Kommentar

Die Macht der Makler

21. Juni 2011
von Börsenblatt
Spätestens seit dem Konflikt zwischen Random House Inc. und dem Agenten Andrew Wylie im vergangenen Jahr muss man sich mit der Beschreibung eines neuen Berufsbilds in der Buchbranche befassen: mit dem Agentenverleger. Ein Kommentar von Börsenblatt-Redakteur Michael Roesler-Graichen.
Immer mehr Autoren- und Rechtemakler gehen mit wachsenden E-Book-Umsätzen (und -Erlösen) dazu über, die digitalen Rechte ihrer Autoren separat zu vermarkten – über Imprints- und Publishing-Plattformen, die beispielsweise große Online-Händler wie Amazon bereitstellen. Sie tun das nicht nur aus eigenem Antrieb und persönlichem Gewinnstreben, sondern auch im Interesse der Autoren, die sie unter Vertrag haben. Bei einem E-Book-Publikumsmarktanteil, der in den USA demnächst die Zehn-Prozent-Marke überschreitet, lohnt sich das Nachdenken darüber, ein Honorar in Höhe von 50 Prozent des Nettoverkaufserlöses durchzusetzen – eine Forderung, auf die viele Verlage derzeit nicht eingehen dürften.

Die Macht, die Agenten durch den Honorarhunger der Autoren zuwächst, ist immens.
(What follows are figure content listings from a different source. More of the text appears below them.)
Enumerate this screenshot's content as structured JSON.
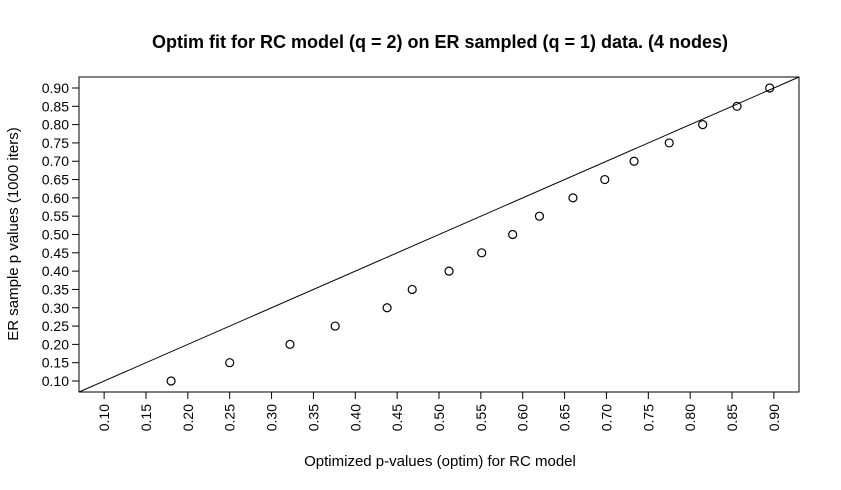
{
  "chart_data": {
    "type": "scatter",
    "title": "Optim fit for RC model (q = 2) on ER sampled (q = 1) data. (4 nodes)",
    "xlabel": "Optimized p-values (optim) for RC model",
    "ylabel": "ER sample p values (1000 iters)",
    "xlim": [
      0.07,
      0.93
    ],
    "ylim": [
      0.07,
      0.93
    ],
    "xticks": [
      "0.10",
      "0.15",
      "0.20",
      "0.25",
      "0.30",
      "0.35",
      "0.40",
      "0.45",
      "0.50",
      "0.55",
      "0.60",
      "0.65",
      "0.70",
      "0.75",
      "0.80",
      "0.85",
      "0.90"
    ],
    "yticks": [
      "0.10",
      "0.15",
      "0.20",
      "0.25",
      "0.30",
      "0.35",
      "0.40",
      "0.45",
      "0.50",
      "0.55",
      "0.60",
      "0.65",
      "0.70",
      "0.75",
      "0.80",
      "0.85",
      "0.90"
    ],
    "grid": false,
    "reference_line": {
      "slope": 1,
      "intercept": 0
    },
    "points": {
      "x": [
        0.18,
        0.25,
        0.322,
        0.376,
        0.438,
        0.468,
        0.512,
        0.551,
        0.588,
        0.62,
        0.66,
        0.698,
        0.733,
        0.775,
        0.815,
        0.856,
        0.895
      ],
      "y": [
        0.1,
        0.15,
        0.2,
        0.25,
        0.3,
        0.35,
        0.4,
        0.45,
        0.5,
        0.55,
        0.6,
        0.65,
        0.7,
        0.75,
        0.8,
        0.85,
        0.9
      ]
    }
  }
}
Und sie wirkt nicht nur so berauschend, dass der britische Agentenverband in dem Rollenwechsel vom Makler zum Verwerter keinen Interessenkonflikt entdeckt, sondern sie fordert die klassischen Buchverlage heraus. Wie soll man künftig mit (Bestseller-)Autoren über alle Rechte verhandeln? Mit welchen Geschäftsmodellen kann man es verhindern, dass das wachsende E-Book-Geschäft in andere Hände übergeht? Das sind brennende Fragen, auf die es hoffentlich nicht nur schmerzhafte Antworten gibt.